WongKinYiu / yolov7

Implementation of paper - YOLOv7: Trainable bag-of-freebies sets new state-of-the-art for real-time object detectors
GNU General Public License v3.0
13.27k stars 4.19k forks source link

Post-training Static Quantization #263

Open dmartinez-quercus opened 2 years ago

dmartinez-quercus commented 2 years ago

Hello there,

Would it be easy (or possible) to implement a post-training static quantization process by following the official Pytorch indications?
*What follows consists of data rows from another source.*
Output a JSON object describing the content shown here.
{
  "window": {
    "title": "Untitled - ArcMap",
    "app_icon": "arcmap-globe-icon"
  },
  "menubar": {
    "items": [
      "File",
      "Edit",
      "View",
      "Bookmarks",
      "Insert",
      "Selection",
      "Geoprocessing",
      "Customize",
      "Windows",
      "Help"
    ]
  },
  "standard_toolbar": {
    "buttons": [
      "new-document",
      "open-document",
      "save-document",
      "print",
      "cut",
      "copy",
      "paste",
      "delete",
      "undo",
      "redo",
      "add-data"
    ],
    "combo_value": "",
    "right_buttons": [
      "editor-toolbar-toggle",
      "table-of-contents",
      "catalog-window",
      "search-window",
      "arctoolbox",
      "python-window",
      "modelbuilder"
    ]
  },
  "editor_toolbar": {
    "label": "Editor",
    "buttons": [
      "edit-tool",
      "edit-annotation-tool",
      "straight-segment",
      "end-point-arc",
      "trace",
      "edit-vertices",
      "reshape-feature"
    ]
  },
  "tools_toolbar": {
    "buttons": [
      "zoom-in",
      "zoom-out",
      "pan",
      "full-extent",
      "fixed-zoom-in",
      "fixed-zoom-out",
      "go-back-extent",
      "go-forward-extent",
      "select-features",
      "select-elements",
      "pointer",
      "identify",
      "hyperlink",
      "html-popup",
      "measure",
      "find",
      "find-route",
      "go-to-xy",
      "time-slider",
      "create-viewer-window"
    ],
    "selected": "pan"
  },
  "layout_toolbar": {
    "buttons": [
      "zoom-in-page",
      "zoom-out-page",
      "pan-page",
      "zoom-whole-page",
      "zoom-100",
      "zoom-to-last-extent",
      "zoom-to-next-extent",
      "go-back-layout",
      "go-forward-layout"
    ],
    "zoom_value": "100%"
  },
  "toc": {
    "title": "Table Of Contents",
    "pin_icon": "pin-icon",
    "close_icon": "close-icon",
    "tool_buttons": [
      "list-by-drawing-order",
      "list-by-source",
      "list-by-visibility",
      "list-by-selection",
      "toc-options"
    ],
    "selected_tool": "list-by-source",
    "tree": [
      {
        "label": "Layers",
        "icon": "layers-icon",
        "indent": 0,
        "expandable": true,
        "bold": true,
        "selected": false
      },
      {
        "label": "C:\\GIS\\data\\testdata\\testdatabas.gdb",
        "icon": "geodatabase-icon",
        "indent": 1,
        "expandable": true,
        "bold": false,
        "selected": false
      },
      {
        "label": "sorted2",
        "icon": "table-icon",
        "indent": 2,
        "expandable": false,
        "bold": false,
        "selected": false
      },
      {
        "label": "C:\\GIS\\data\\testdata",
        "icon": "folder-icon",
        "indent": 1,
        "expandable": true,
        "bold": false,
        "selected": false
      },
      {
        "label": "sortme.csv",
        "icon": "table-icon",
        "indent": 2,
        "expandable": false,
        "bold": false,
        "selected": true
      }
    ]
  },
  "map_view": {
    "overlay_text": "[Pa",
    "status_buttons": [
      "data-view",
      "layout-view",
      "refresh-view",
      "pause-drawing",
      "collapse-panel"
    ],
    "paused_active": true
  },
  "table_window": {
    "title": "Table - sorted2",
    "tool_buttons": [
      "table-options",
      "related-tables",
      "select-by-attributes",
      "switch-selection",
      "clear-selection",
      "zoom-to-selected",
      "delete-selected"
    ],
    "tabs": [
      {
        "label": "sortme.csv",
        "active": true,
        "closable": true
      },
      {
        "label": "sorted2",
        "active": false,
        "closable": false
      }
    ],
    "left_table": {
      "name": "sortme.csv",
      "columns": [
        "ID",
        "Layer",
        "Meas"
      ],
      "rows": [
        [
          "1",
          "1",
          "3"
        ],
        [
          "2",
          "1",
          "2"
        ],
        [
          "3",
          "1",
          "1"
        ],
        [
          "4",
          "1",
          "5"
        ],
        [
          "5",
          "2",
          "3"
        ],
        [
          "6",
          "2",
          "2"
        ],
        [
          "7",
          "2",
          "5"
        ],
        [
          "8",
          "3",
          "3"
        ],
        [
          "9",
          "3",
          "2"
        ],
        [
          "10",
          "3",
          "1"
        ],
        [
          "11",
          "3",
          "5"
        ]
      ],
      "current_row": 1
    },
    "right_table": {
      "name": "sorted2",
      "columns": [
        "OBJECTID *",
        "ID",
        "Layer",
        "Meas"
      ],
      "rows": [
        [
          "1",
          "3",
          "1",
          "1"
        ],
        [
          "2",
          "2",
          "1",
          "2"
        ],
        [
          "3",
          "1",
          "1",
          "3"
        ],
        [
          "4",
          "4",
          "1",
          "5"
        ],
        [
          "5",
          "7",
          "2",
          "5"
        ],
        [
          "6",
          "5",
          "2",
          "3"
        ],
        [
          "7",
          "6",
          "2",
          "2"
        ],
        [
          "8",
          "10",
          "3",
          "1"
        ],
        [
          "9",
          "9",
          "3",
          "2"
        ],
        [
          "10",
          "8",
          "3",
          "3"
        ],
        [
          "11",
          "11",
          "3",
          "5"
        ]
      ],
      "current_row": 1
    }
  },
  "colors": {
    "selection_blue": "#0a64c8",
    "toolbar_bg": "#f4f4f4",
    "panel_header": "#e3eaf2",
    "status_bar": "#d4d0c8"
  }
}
I'm trying to do it, however, I'm quite new to Pytorch. I'm not so sure if it would be as easy as adding a QuantStub() layer as the first layer and a DeQuantStub() layer after every output conv2d in the "Detect" module. My perception is that this YOLOv7 implementation has more complexity and would need more adjustments to make this happen.

Thanks.

pytholic commented 2 years ago

@dmartinez-quercus I added the Stubs by making a new model class. However, I get the following error when I try to load the model:

---------------------------------------------------------------------------
KeyError                                  Traceback (most recent call last)
/home/pytholic/Desktop/Projects/yolo-pose/yolov7/temp.ipynb Cell 3 in <cell line: 1>()
----> 1 model = attempt_load(weights, map_location=device)  # load FP32 model
      2 print(model)

File ~/Desktop/Projects/yolo-pose/yolov7/models/experimental.py:243, in attempt_load(weights, map_location)
    241     attempt_download(w)
    242     ckpt = torch.load(w, map_location=map_location)  # load
--> 243     model.append(ckpt['ema' if ckpt.get('ema') else 'model'].float().fuse().eval())  # FP32 model
    245 # Compatibility updates
    246 for m in model.modules():

KeyError: 'model

The reason is that the quantized model has different key structure than the original model.

Original model

Model(
  (model): Sequential(
    (0): ReOrg()
    (1): Conv(
      (conv): Conv2d(12, 64, kernel_size=(3, 3), stride=(1, 1), padding=(1, 1))
      (act): SiLU(inplace=True)
    )
    (2): Conv(
      (conv): Conv2d(64, 128, kernel_size=(3, 3), stride=(2, 2), padding=(1, 1))
      (act): SiLU(inplace=True)
    )
    (3): Conv(
      (conv): Conv2d(128, 64, kernel_size=(1, 1), stride=(1, 1))
      (act): SiLU(inplace=True)
    )
    (4): Conv(
      (conv): Conv2d(128, 64, kernel_size=(1, 1), stride=(1, 1))
      (act): SiLU(inplace=True)
    )
    (5): Conv(
      (conv): Conv2d(64, 64, kernel_size=(3, 3), stride=(1, 1), padding=(1, 1))
      (act): SiLU(inplace=True)
    )
    (6): Conv(
...
      )
    )
  )
)

Quantized model

StubbedModel(
  (quant): Quantize(scale=tensor([0.07225]), zero_point=tensor([69]), dtype=torch.quint8)
  (model): Model(
    (model): Sequential(
      (0): ReOrg()
      (1): Conv(
        (conv): QuantizedConv2d(12, 64, kernel_size=(3, 3), stride=(1, 1), scale=1.736299753189087, zero_point=62, padding=(1, 1))
        (act): SiLU(inplace=True)
      )
      (2): Conv(
        (conv): QuantizedConv2d(64, 128, kernel_size=(3, 3), stride=(2, 2), scale=2.210493803024292, zero_point=67, padding=(1, 1))
        (act): SiLU(inplace=True)
      )
      (3): Conv(
        (conv): QuantizedConv2d(128, 64, kernel_size=(1, 1), stride=(1, 1), scale=0.8890335559844971, zero_point=87)
        (act): SiLU(inplace=True)
      )
      (4): Conv(
        (conv): QuantizedConv2d(128, 64, kernel_size=(1, 1), stride=(1, 1), scale=1.1230701208114624, zero_point=91)
        (act): SiLU(inplace=True)
      )
      (5): Conv(
        (conv): QuantizedConv2d(64, 64, kernel_size=(3, 3), stride=(1, 1), scale=0.5115273594856262, zero_point=77, padding=(1, 1))
        (act): SiLU(inplace=True)
      )
...
    )
  )
  (dequant): DeQuantize()
)

The attempt_load function looks for the ['model'] key and then fails. Not sure how to resolve this.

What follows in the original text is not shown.